Les petits "trucs" de scénaristes sont des aides, et non des manuels. Pour ne reprendre que le modèle actanciel, je ne connais pas d'auteur qui en ait dressé un au commencement de son scénario alors qu'il en cherchait encore le thème ou la proposition dramatique. Comme dit, il n'est qu'un outil d'analyse, soit pour l'étude d'une œuvre, soit en cas de tâtonnement si l'on ne sait plus comment faire avancer notre récit. On use des formules pour se sortir d'un manque d'inspiration temporaire, ou pour vérifier l'évolution dans l'intrigue de nos personnages – ou à l'inverse l'édification de l'intrigue par les personnages –, vérifier le vraisemblable, fuir le linéaire ou le stéréotype, etc.

Ce sont des outils de réflexion et non d'invention. Et en tant qu'outil, même spécialisés, si l'on les emploie mal, le résultat ne sera pas probant.

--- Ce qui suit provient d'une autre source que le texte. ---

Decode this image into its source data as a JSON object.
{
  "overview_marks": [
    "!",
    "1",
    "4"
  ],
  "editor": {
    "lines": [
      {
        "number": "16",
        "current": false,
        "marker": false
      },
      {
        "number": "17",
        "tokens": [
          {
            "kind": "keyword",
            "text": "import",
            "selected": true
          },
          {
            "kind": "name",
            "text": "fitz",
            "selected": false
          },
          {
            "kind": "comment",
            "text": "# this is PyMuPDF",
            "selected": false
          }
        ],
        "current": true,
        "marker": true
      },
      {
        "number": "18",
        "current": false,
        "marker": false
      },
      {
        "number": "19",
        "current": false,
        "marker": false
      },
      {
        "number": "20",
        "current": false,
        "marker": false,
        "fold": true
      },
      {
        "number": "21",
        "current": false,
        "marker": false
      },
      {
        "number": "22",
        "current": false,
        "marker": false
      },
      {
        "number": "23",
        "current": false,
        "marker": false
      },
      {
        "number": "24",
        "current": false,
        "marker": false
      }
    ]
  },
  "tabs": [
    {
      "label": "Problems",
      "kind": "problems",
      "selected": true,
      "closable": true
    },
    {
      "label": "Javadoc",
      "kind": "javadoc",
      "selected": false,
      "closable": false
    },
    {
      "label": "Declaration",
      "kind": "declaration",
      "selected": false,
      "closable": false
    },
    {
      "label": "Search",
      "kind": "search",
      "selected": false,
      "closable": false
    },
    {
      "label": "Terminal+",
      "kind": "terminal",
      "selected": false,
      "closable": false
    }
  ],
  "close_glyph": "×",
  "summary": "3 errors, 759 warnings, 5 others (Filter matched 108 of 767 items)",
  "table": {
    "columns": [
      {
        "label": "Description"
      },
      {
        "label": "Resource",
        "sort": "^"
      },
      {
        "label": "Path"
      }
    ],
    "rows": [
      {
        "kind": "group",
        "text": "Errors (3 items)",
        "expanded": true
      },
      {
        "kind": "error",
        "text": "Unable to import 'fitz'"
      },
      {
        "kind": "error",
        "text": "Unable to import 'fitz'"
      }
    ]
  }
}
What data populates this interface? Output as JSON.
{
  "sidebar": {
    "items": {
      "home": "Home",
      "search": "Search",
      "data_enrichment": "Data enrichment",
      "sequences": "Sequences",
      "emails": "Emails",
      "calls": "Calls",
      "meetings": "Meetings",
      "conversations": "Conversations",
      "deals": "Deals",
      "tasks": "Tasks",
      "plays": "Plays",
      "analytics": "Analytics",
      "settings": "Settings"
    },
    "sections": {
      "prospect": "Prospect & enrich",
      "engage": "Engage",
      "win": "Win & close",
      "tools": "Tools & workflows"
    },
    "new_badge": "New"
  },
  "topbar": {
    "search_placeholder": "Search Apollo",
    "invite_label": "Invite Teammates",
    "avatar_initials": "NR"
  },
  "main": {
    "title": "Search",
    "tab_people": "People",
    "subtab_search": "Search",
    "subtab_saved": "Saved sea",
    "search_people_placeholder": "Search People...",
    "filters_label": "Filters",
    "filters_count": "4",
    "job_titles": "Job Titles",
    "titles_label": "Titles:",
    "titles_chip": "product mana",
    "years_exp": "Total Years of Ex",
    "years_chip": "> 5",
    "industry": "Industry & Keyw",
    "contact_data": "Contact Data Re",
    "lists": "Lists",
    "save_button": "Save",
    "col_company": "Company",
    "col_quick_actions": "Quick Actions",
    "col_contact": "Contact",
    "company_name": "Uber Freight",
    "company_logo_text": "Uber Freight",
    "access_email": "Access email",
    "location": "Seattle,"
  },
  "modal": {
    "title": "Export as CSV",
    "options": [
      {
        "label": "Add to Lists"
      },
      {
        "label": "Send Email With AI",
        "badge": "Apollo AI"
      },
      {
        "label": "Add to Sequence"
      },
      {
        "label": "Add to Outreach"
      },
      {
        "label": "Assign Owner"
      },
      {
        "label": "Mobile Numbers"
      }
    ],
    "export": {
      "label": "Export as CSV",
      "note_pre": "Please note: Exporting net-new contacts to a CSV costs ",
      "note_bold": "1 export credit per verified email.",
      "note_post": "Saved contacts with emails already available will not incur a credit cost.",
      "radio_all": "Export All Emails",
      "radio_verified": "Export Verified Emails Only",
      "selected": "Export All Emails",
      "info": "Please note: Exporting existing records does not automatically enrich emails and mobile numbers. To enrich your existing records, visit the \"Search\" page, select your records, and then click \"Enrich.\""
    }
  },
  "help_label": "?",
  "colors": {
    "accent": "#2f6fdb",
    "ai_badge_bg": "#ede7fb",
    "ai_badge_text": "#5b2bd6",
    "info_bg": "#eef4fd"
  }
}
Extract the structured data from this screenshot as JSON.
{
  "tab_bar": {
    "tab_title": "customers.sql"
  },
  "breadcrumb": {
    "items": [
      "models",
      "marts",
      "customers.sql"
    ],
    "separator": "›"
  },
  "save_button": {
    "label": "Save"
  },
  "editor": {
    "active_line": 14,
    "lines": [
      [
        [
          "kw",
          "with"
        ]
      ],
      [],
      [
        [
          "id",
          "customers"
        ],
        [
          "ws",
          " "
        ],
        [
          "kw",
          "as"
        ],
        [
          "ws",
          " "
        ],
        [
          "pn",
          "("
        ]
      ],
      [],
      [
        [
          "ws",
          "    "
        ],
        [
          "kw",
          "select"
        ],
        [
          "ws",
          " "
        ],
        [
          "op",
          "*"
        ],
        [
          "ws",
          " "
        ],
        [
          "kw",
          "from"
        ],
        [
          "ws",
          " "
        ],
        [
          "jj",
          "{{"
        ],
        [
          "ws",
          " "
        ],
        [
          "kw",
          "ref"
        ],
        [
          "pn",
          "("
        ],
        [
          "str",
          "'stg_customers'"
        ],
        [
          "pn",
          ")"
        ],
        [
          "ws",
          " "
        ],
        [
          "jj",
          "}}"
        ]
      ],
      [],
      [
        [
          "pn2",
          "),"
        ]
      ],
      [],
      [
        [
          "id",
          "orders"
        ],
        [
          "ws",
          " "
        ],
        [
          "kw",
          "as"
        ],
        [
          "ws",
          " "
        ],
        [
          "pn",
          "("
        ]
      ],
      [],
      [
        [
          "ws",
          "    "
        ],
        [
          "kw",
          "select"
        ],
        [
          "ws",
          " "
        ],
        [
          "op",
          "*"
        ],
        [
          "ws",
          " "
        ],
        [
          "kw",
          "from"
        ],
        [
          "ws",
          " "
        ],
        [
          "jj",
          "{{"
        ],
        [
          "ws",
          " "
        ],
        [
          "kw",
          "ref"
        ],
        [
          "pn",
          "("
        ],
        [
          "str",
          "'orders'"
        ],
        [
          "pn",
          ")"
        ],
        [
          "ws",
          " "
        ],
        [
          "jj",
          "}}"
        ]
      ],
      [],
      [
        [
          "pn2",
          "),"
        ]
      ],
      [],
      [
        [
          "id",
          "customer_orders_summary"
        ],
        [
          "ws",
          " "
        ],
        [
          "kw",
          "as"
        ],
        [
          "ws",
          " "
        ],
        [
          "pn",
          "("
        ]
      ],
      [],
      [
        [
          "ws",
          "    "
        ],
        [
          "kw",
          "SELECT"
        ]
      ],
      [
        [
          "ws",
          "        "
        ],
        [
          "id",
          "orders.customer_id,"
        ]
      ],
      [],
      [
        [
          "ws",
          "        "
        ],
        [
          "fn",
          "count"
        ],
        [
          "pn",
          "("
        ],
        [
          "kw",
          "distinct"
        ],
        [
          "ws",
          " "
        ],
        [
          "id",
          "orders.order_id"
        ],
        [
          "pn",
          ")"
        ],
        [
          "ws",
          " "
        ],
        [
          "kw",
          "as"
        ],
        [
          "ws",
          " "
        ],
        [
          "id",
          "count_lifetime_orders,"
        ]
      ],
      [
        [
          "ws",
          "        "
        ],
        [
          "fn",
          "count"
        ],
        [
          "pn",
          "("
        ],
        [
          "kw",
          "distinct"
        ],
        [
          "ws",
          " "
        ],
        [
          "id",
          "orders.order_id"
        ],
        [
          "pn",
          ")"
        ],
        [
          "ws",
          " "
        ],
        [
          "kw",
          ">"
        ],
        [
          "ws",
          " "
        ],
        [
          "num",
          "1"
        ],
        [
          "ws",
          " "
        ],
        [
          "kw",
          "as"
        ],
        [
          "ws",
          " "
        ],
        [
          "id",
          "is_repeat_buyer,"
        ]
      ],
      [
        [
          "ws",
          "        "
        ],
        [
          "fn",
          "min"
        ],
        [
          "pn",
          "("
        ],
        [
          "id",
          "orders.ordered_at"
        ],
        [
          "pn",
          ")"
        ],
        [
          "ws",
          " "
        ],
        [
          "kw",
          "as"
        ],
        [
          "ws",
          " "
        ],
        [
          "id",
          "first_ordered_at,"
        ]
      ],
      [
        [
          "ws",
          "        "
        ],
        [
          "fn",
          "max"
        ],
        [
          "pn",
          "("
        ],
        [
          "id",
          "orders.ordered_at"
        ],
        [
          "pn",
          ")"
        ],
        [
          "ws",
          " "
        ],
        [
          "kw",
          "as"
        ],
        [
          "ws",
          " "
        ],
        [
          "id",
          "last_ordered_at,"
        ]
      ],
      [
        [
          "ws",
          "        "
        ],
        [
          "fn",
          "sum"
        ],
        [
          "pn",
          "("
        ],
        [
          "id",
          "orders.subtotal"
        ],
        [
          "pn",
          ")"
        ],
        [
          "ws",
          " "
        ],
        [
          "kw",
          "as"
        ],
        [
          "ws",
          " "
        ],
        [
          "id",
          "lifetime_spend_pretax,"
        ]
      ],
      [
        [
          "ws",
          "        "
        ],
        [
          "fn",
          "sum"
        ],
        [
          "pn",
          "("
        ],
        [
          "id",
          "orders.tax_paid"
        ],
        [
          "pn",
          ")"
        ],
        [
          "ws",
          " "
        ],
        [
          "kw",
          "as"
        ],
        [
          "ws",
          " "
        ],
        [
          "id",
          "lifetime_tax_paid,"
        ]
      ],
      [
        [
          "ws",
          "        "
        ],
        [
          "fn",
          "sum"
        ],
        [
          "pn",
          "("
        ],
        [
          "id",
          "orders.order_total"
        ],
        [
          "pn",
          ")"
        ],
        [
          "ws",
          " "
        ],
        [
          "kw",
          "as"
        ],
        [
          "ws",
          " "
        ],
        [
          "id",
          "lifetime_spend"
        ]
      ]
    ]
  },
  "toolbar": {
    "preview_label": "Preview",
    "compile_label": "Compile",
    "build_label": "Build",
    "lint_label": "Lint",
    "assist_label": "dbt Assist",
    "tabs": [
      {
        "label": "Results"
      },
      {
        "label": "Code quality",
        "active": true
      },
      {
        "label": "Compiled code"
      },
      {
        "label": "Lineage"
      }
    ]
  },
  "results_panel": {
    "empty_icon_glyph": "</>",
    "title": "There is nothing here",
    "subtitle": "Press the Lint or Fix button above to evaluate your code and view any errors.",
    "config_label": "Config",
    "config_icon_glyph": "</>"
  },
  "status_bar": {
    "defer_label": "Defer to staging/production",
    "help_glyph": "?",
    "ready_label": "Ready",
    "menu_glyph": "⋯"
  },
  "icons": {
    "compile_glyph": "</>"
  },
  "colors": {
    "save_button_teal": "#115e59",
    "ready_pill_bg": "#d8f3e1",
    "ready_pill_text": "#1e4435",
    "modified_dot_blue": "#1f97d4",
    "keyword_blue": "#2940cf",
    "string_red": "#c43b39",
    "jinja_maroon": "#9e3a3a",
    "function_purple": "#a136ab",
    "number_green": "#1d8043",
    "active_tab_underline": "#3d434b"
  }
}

L'une des autres réactions que l'on rencontre souvent est celle-ci :
« J'ai peur que ça m'entrave, que ça me limite dans mon écriture »
Il peut en être ainsi si vous systématiser la formule. Dresser un tableau peut être dangereux dans le sens où l'on réduit les informations à leur essence. Et dans le cas où cette étape est mal effectuée, tout peut arriver si l'on est pas initié à l'outil, des catastrophes peuvent se produire. Et au lieu de rendre original ou étoffé son personnage, il peut passer du statut d'archétype à celui de stéréotype (et c'est grave si ce n'est pas souhaité !).

L'Art du scénario est de condenser. Transmettre à différentes échelles, à l'aide de différents supports (d'où le fait d'adapter son écriture en fonction de son format final). Les formules sont aussi là pour éviter l'éparpillement, de nous laisser emporter par notre imagination jusqu'à en perdre les rennes, et de diverger de notre thème et de notre proposition dramatique. Lors de notre écriture, beaucoup d'idées seront posées sur papier, et il faudra en faire le tri et l'agencement. En garder, et inévitablement, en laisser... Le danger est de trop diverger et de s'éloigner de son intrigue principale.


Il y a différentes écoles de pensée. Et l'on ne peut jeter l'opprobre sur aucune d'elles. Les outils s'adaptent, leur emploi ne varie que peu, et les conclusions qui découlent de leur utilisation change du tout au tout selon les scénarios de chacun, mais amènent à la même finalité : le constat et la réflexion. Et ils vont par deux. S'il en manque seul, ou même les deux, alors l'outil a mal (très mal, odieusement) été employé, et son apport est nul.


En conclusion, ce sont souvent les a priori qui faussent l'avis des gens sur les formules. Et si l'on peut très bien écrire sans en user, lorsque l'on débute (ou que le succès n'est pas au rendez-vous), il est plus que conseillé d'analyser ce qu'on écrit. Plus tard, vous pourrez refuser l'utilisation de telle ou telle formule, mais pour ce faire, il faut l'expérience. C'est-à-dire la force empirique.